Rui Ramos
O défice de 2016 não é dos mais baixos da
Europa, mas a taxa de crescimento é das mais baixas do mundo. A sua celebração
revela a redução das expectativas num país conformado com a sua decadência
Há uma semana que o governo e
o presidente da república parecem muito admirados por o país não ter aberto o
champanhe com o défice orçamental de 2016 (2,1% do PIB). Então o governo
serve-nos o “défice mais baixo da democracia”, e ninguém manda sequer
cumprimentos? Excesso de facciosismo das oposições? Mas não são só o PSD e o
CDS que não festejam. O PCP e o BE também não. E o próprio governo, na
quarta-feira, esqueceu a proeza, e preferiu fazer espetáculo com a saída de
capitais entre 2011 e 2014. Que se passa?
No fundo, toda a gente sabe
que os défices são como os chapéus de Vasco Santana: há muitos. O défice que
temos é um exercício de ajustamento temporário, negociado com a Comissão
Europeia para salvar as aparências estatísticas e garantir o financiamento do
BCE. No contexto europeu, não parece tão magnífico: até pode ser um dos mais
baixos da democracia portuguesa, mas não é dos mais baixos da Europa. Do ponto
de vista da história recente, também não deixa sonhar alto: porque este não é o
primeiro “défice mais baixo da democracia”. Já tivemos um, em 2008, quando nos
anunciaram que o défice de 2007 tinha ficado em 2,6% do PIB. A miragem não
durou. Em 2010, o défice mais baixo da democracia já estava transformado num
dos seus défices mais altos (11,2%). Em 2011, como estocada final, o Eurostat
reviu as contas, e descobriu que o défice de 2007 fora, afinal, de 3,1%. Eis o
que acontece aos défices quando a contabilidade é vaga, as políticas não são as
melhores, e a economia não cresce o necessário.

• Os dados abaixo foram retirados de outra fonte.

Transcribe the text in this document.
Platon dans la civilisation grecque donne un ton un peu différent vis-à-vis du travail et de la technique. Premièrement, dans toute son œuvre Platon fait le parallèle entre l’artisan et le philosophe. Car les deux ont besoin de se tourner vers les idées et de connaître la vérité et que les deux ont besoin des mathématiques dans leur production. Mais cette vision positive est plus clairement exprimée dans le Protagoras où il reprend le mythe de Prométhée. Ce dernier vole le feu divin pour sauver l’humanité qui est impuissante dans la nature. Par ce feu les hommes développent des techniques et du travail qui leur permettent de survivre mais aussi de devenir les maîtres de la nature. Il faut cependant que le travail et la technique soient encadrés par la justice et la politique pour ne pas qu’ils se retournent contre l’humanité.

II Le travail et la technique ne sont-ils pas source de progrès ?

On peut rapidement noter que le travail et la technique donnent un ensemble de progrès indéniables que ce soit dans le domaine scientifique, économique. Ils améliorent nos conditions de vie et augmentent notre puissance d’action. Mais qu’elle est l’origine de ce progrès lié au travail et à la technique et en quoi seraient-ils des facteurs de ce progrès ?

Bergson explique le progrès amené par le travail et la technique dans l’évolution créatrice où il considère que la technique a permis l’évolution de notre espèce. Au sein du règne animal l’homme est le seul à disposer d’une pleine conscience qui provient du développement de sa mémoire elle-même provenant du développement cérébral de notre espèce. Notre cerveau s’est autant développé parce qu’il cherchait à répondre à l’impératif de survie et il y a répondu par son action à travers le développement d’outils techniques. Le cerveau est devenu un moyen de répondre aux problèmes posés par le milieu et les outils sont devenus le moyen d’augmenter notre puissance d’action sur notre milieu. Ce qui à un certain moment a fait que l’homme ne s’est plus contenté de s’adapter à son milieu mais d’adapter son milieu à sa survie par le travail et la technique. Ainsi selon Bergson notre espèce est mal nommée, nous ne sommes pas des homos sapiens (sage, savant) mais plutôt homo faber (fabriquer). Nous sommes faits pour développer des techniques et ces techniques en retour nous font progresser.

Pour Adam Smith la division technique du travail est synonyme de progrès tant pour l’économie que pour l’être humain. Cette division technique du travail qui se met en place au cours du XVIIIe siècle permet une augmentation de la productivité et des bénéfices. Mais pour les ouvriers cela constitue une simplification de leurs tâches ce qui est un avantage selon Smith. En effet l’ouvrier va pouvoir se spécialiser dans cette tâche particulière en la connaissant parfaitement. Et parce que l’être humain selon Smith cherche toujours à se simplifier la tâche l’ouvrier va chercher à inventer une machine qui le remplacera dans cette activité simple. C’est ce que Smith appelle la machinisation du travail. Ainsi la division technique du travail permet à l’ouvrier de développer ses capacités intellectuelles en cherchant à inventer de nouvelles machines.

Vai a história ser diferente
desta vez? Já não há Ota nem TGV. Mas a despesa pública permanece acima de
todos os anos anteriores a 2008, com um peso excessivo para o nosso nível de
desenvolvimento e para a qualidade dos serviços públicos. O défice só não é
maior por um esforço contributivo igualmente desproporcionado, compensado até
agora nos orçamentos domésticos da classe média pela queda dos juros e do preço
do petróleo. Entretanto, a economia portuguesa é aquele tema sobre o qual as
entidades internacionais se repetem: de seis em seis meses, temos o mesmo
diagnóstico (baixa produtividade, reduzido potencial de crescimento, tendência
para os desequilíbrios externos, etc.), e a mesma receita de “reformas” que,
com a atual maioria, estão fora de questão. A dívida pública, que é a
verdadeira medida de todas as coisas em Portugal, continua em expansão, sempre
com a notação de lixo e com custos cada vez mais altos.
Temos o hábito de dizer estas
coisas como se fosse a primeira vez, mas ouvimos isto há muitos anos. O que é
novo, então? O que é novo é o governo ter pensado que podia festejar o défice
de 2016 ou ainda a taxa de crescimento do PIB (1,4%), das mais baixas do mundo
e até inferior à da época da “destruição da economia” (1,6% em 2015). Só isso
revela a imensa redução das expectativas em Portugal. E o facto de ninguém,
tirando o presidente da república, ter festejado fora do ministério das
finanças, sugere por outro lado que muita gente já percebeu que esses números
servem para ir levantar dinheiro ao BCE, mas nada mais. Basta uma pergunta:
quem pensa ainda seriamente no velho objetivo de convergência com a Europa, que
tanto excitava as elites caseiras na década de 1990?
É duvidoso que o país, depois
de 15 anos de austeridade intermitente, esteja iludido. Mais provavelmente,
estará cínico: não vendo alternativa, aproveita a folga, à custa da taxa de
poupança. Sobre a oligarquia política, é que não pode haver dúvidas de que não
tem mesmo ilusões: limita-se, um dia de cada vez, a defender o acesso ao BCE, e
a zelar pelas suas clientelas. Incomoda-se muito com os paraísos fiscais dos
outros, mas lá vai promovendo o seu próprio paraíso fiscal, para benefício dos
estrangeiros. O governo e o presidente que nos desculpem, mas tudo isto, por
mais que se arraste, há de parecer sempre o fim da festa, e não o seu começo.